言い争う二人とは対照的に、恭平がのほほんとした調子で座椅子に座り、卓袱台に置かれたお着き菓子を口へと運ぶ。鷹峯も同じように彼の向かいに腰を下ろしながら天井を見上げた。

「私も桜井君と同意見です。メインの浴場があるのは本館ですしね。それに見たところ、この建物は古民家『風』に作ってあるだけで実際はそこまで古い建築ではありません。案外快適だと思いますよ」

「見ただけで分かるんですか?」

鷹峯の言葉に、夏帆が首を傾げる。

「そこまで詳しいわけではありませんが、本当の茅葺き屋根でしたら天井が一部吹き抜けになっているんです。そうしないと囲炉裏で火を炊いた時に一酸化炭素中毒になりますからね」

ほら、と鷹峯が指を指し、釣られて皆顔を上げる。

「吹き抜けの茅葺き屋根は暖気が全て逃げてしまうので真冬は凍えるほど寒いんですよ。でもこの建物は屋根が完全に塞がっていて暖かいですし、囲炉裏もあとから塞いだ訳ではなく最初から作られていない。恐らく江戸時代の伝統建築物を模して近代に建てられたものです」

喧嘩していた二人も、いつの間にか感心した顔付きで鷹峯の話を聞いている。タイミングを見計らい、真理亜がぽんと軽く手を叩く。
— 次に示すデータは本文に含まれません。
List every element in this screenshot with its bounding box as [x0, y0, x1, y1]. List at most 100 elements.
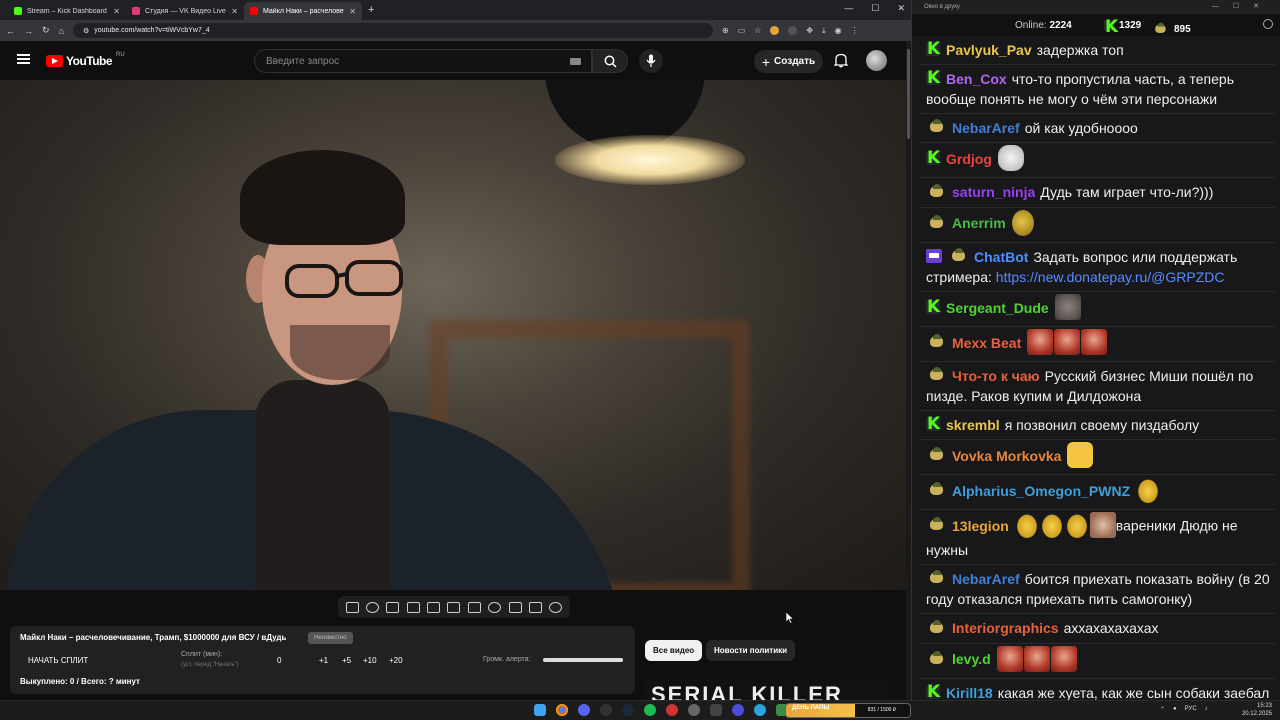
new-tab-icon[interactable]: + [368, 4, 374, 16]
close-tab-icon[interactable]: ✕ [113, 7, 120, 16]
url-field[interactable]: ⚙ youtube.com/watch?v=tiWVcbYw7_4 [72, 23, 713, 38]
add-1-button[interactable]: +1 [319, 656, 328, 665]
chat-username[interactable]: Ben_Cox [946, 71, 1007, 87]
search-button[interactable] [592, 49, 628, 73]
cinema-icon[interactable] [406, 601, 420, 613]
keyboard-icon[interactable] [570, 58, 581, 65]
donation-goal-bar: ДЕНЬ ПАПЫ 831 / 1500 ₽ [785, 703, 911, 718]
close-window-icon[interactable]: ✕ [897, 3, 905, 14]
close-tab-icon[interactable]: ✕ [231, 7, 238, 16]
settings-gear-icon[interactable] [549, 601, 563, 613]
chat-username[interactable]: NebarAref [952, 120, 1020, 136]
minimize-icon[interactable]: — [844, 3, 853, 14]
chat-username[interactable]: Что-то к чаю [952, 368, 1040, 384]
account-avatar[interactable] [866, 50, 887, 71]
start-windows-icon[interactable] [534, 704, 546, 716]
chat-username[interactable]: Anerrim [952, 215, 1006, 231]
chat-username[interactable]: Sergeant_Dude [946, 300, 1049, 316]
zoom-icon[interactable]: ⊕ [722, 26, 729, 35]
screenshot-camera-icon[interactable] [528, 601, 542, 613]
reload-icon[interactable]: ↻ [42, 25, 50, 36]
app-dark-icon[interactable] [710, 704, 722, 716]
app-grey-icon[interactable] [688, 704, 700, 716]
extensions-puzzle-icon[interactable]: ✥ [806, 26, 813, 35]
tab-youtube-video[interactable]: Майкл Наки – расчеловеч... ✕ [244, 2, 362, 20]
chat-username[interactable]: skrembl [946, 417, 1000, 433]
mouse-cursor-icon [786, 612, 794, 624]
search-input[interactable]: Введите запрос [254, 49, 592, 73]
chat-username[interactable]: Pavlyuk_Pav [946, 42, 1032, 58]
cast-icon[interactable]: ▭ [738, 26, 746, 35]
telegram-icon[interactable] [754, 704, 766, 716]
menu-hamburger-icon[interactable] [17, 54, 30, 64]
tab-bar: Stream – Kick Dashboard ✕ Студия — VK Ви… [0, 0, 911, 20]
language-indicator[interactable]: РУС [1185, 706, 1197, 713]
extension-dark-icon[interactable] [788, 26, 798, 35]
chat-username[interactable]: 13legion [952, 518, 1009, 534]
discord-icon[interactable] [578, 704, 590, 716]
media-player-icon[interactable] [732, 704, 744, 716]
downloads-icon[interactable]: ⤓ [822, 26, 826, 36]
chat-username[interactable]: Alpharius_Omegon_PWNZ [952, 483, 1130, 499]
notifications-bell-icon[interactable] [834, 53, 848, 68]
video-player[interactable] [0, 80, 906, 590]
close-tab-icon[interactable]: ✕ [349, 7, 356, 16]
picture-in-picture-icon[interactable] [427, 601, 441, 613]
app-red-icon[interactable] [666, 704, 678, 716]
chat-window-controls[interactable]: —☐✕ [1212, 0, 1273, 14]
microphone-tray-icon[interactable]: ● [1173, 706, 1177, 713]
site-info-icon[interactable]: ⚙ [83, 27, 89, 35]
youtube-header: YouTube RU Введите запрос + Создать [0, 41, 911, 80]
tab-vk-studio[interactable]: Студия — VK Видео Live ✕ [126, 2, 244, 20]
chat-username[interactable]: Kirill18 [946, 685, 993, 701]
eye-icon[interactable] [386, 601, 400, 613]
chat-username[interactable]: Interiorgraphics [952, 620, 1059, 636]
system-clock[interactable]: 15:23 20.12.2025 [1242, 702, 1272, 718]
forward-icon[interactable]: → [24, 26, 33, 36]
profile-icon[interactable]: ◉ [835, 26, 842, 35]
alert-volume-slider[interactable] [543, 658, 623, 662]
chat-username[interactable]: ChatBot [974, 249, 1028, 265]
create-button[interactable]: + Создать [754, 50, 823, 73]
chat-settings-icon[interactable] [1263, 19, 1273, 29]
bookmark-star-icon[interactable]: ☆ [754, 26, 761, 35]
guard-badge-icon [926, 118, 946, 136]
add-10-button[interactable]: +10 [363, 656, 377, 665]
add-5-button[interactable]: +5 [342, 656, 351, 665]
loop-icon[interactable] [345, 601, 359, 613]
chat-message-link[interactable]: https://new.donatepay.ru/@GRPZDC [996, 269, 1225, 285]
volume-icon[interactable]: ♪ [1205, 706, 1208, 713]
obs-icon[interactable] [600, 704, 612, 716]
spotify-icon[interactable] [644, 704, 656, 716]
tab-kick-dashboard[interactable]: Stream – Kick Dashboard ✕ [8, 2, 126, 20]
back-icon[interactable]: ← [6, 26, 15, 36]
speed-icon[interactable] [488, 601, 502, 613]
steam-icon[interactable] [622, 704, 634, 716]
filmstrip-icon[interactable] [467, 601, 481, 613]
scrollbar-thumb[interactable] [907, 49, 910, 139]
chat-username[interactable]: Vovka Morkovka [952, 448, 1061, 464]
chat-username[interactable]: levy.d [952, 651, 991, 667]
menu-dots-icon[interactable]: ⋮ [851, 26, 859, 35]
chip-all-videos[interactable]: Все видео [645, 640, 703, 661]
youtube-logo[interactable]: YouTube RU [46, 52, 125, 68]
chip-politics-news[interactable]: Новости политики [706, 640, 796, 661]
player-tools-bar [338, 596, 570, 618]
start-split-button[interactable]: НАЧАТЬ СПЛИТ [28, 656, 88, 665]
add-screen-icon[interactable] [508, 601, 522, 613]
chat-username[interactable]: saturn_ninja [952, 184, 1035, 200]
tray-arrow-icon[interactable]: ⌃ [1160, 706, 1165, 713]
maximize-icon[interactable]: ☐ [871, 3, 879, 14]
chat-username[interactable]: Grdjog [946, 151, 992, 167]
broadcast-icon[interactable] [366, 601, 380, 613]
chat-username[interactable]: Mexx Beat [952, 335, 1021, 351]
add-20-button[interactable]: +20 [389, 656, 403, 665]
chat-username[interactable]: NebarAref [952, 571, 1020, 587]
chrome-icon[interactable] [556, 704, 568, 716]
related-video-thumbnail[interactable]: SERIAL KILLER [645, 680, 890, 700]
online-label: Online: [1015, 20, 1047, 31]
film-icon[interactable] [447, 601, 461, 613]
extension-orange-icon[interactable] [770, 26, 780, 35]
home-icon[interactable]: ⌂ [59, 26, 64, 36]
voice-search-button[interactable] [639, 49, 663, 73]
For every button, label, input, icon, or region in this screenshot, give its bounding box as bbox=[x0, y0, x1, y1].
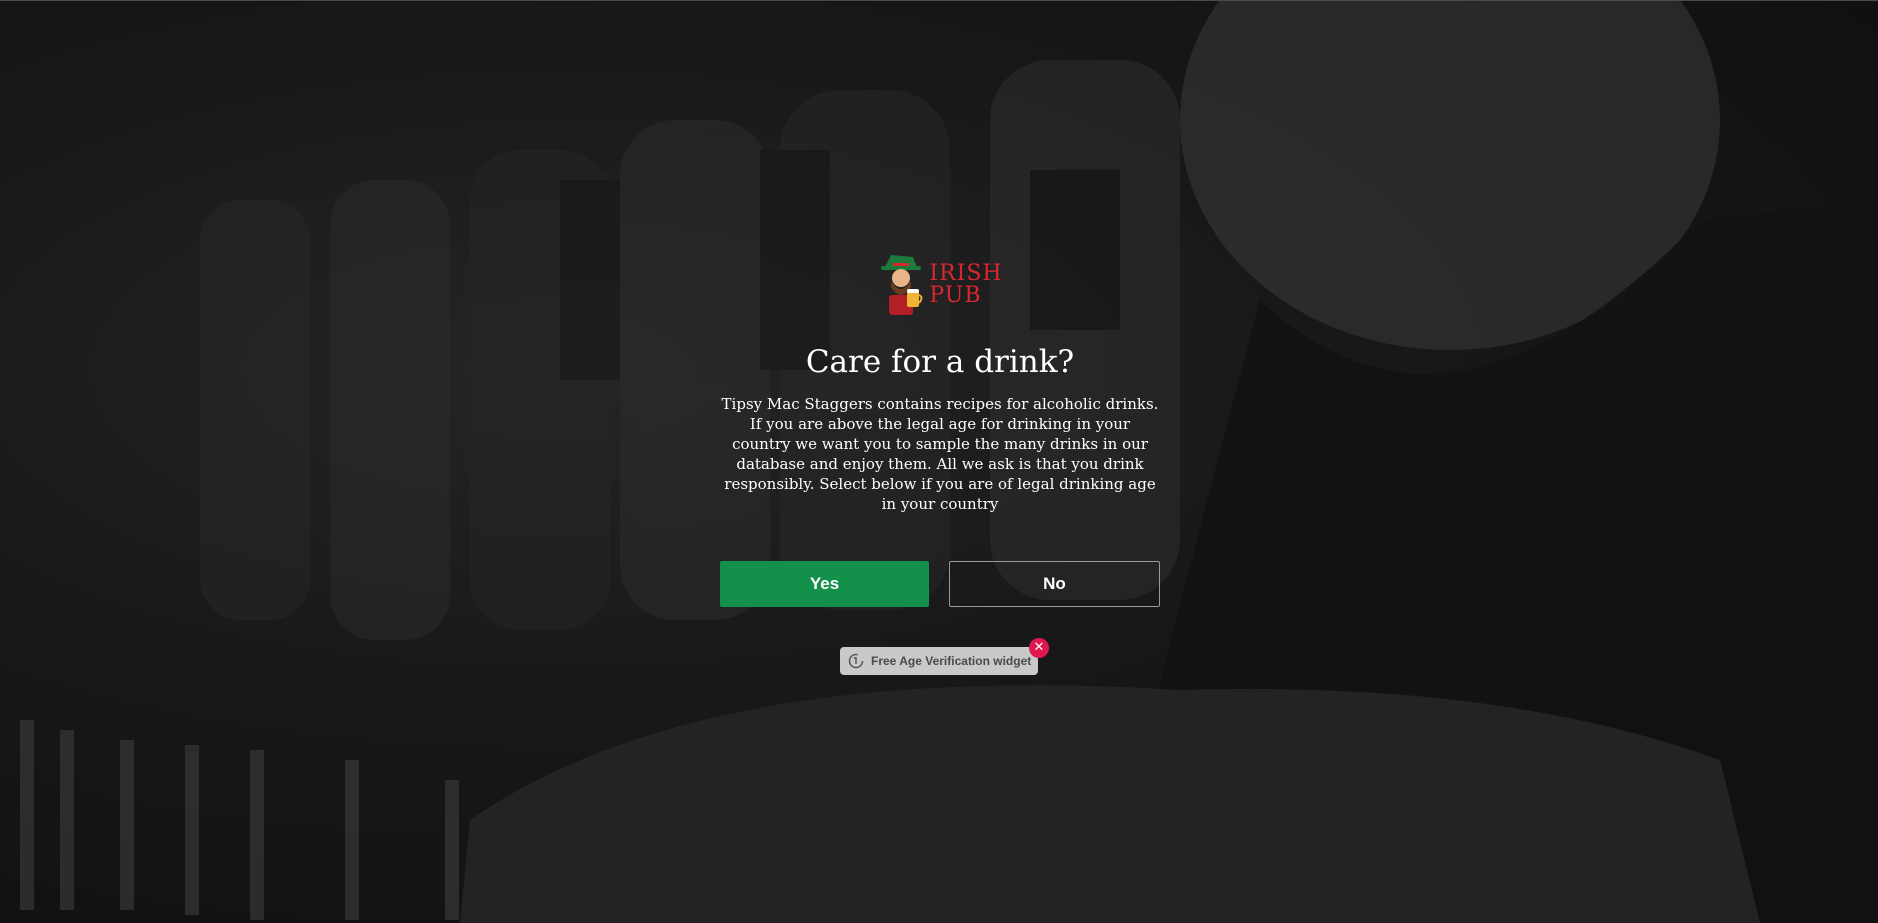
button-row: Yes No bbox=[720, 561, 1160, 607]
age-gate-page: IRISH PUB Care for a drink? Tipsy Mac St… bbox=[0, 0, 1878, 923]
no-button[interactable]: No bbox=[949, 561, 1160, 607]
age-verification-icon bbox=[848, 653, 864, 669]
modal-description: Tipsy Mac Staggers contains recipes for … bbox=[721, 395, 1159, 513]
modal-title: Care for a drink? bbox=[805, 344, 1075, 380]
logo-line-1: IRISH bbox=[929, 261, 1003, 286]
logo-line-2: PUB bbox=[929, 283, 982, 308]
age-verification-widget-badge[interactable]: Free Age Verification widget bbox=[840, 647, 1038, 675]
yes-button[interactable]: Yes bbox=[720, 561, 929, 607]
top-border bbox=[0, 0, 1878, 1]
age-verification-modal: IRISH PUB Care for a drink? Tipsy Mac St… bbox=[720, 250, 1160, 607]
close-icon[interactable]: ✕ bbox=[1029, 638, 1049, 658]
pub-logo: IRISH PUB bbox=[877, 250, 1002, 320]
leprechaun-beer-icon bbox=[877, 251, 925, 319]
logo-text: IRISH PUB bbox=[929, 263, 1002, 307]
widget-label: Free Age Verification widget bbox=[871, 654, 1032, 668]
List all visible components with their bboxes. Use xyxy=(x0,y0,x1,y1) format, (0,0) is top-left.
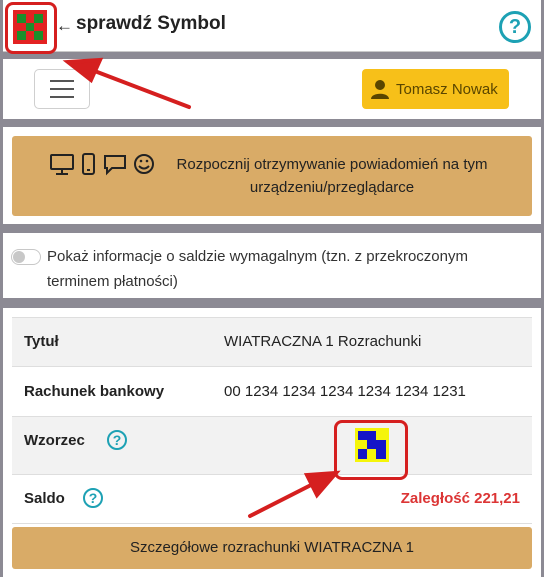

「それじゃあまだ夕飯まで時間もあるし、せっかくなら本館の温泉巡りしましょうよ」

その提案に、夏帆と舞は乗り気になって準備を始める。桐箪笥の中にあった浴衣と丹前、半纏、それからタオルなどを片手に、各々のバッグから必要なものを取り出している。

恭平と悠貴も行くことに決めたようで、真理亜から浴衣のセットを受け取っている。

「ほら、行くわよ雛子ちゃん」

モタモタとしている雛子に真理亜が声を掛ける。当然のように女子四人は一緒に温泉をハシゴする流れだ。

「あ、私は疲れちゃったからもう少し休んでから行きます!」

雛子は渡された浴衣一式を胸に抱え込みながら、困ったようにそう宣う。

「もう、何言ってるのよ。温泉なんだから皆で入るのが醍醐味ってもんでしょう? 私、雛子と初めての温泉旅行楽しみにしてたのよ?」

それを聞いた夏帆が、不満げに唇を尖らせた。

「分かった、あんた胸小さいからこの私と温泉に入るのが嫌なのね? 気にしてるんでしょ〜貧乳! 海の時も一人だけ頑なに水着になりたがらなかったし!」

「別に気にしてませんでしたけど!? そこまで言われると逆に気になってきます!」

舞の明後日な方向の指摘に、思わずツッコミを入れる。

「まぁまぁ、皆さんその辺にしておきましょう。私も長距離の運転で些か疲れましたので、雨宮さんと一緒に暫く休んでから行くことにします」

結局雛子と鷹峯が部屋に残り、他の五人は連れ立って本館へと向かっていった。

部屋を出る間際、恭平が後ろ髪を引かれるように何度か振り返ったことに鷹峯だけが気付き、一人口角を吊り上げたのを雛子は知らない。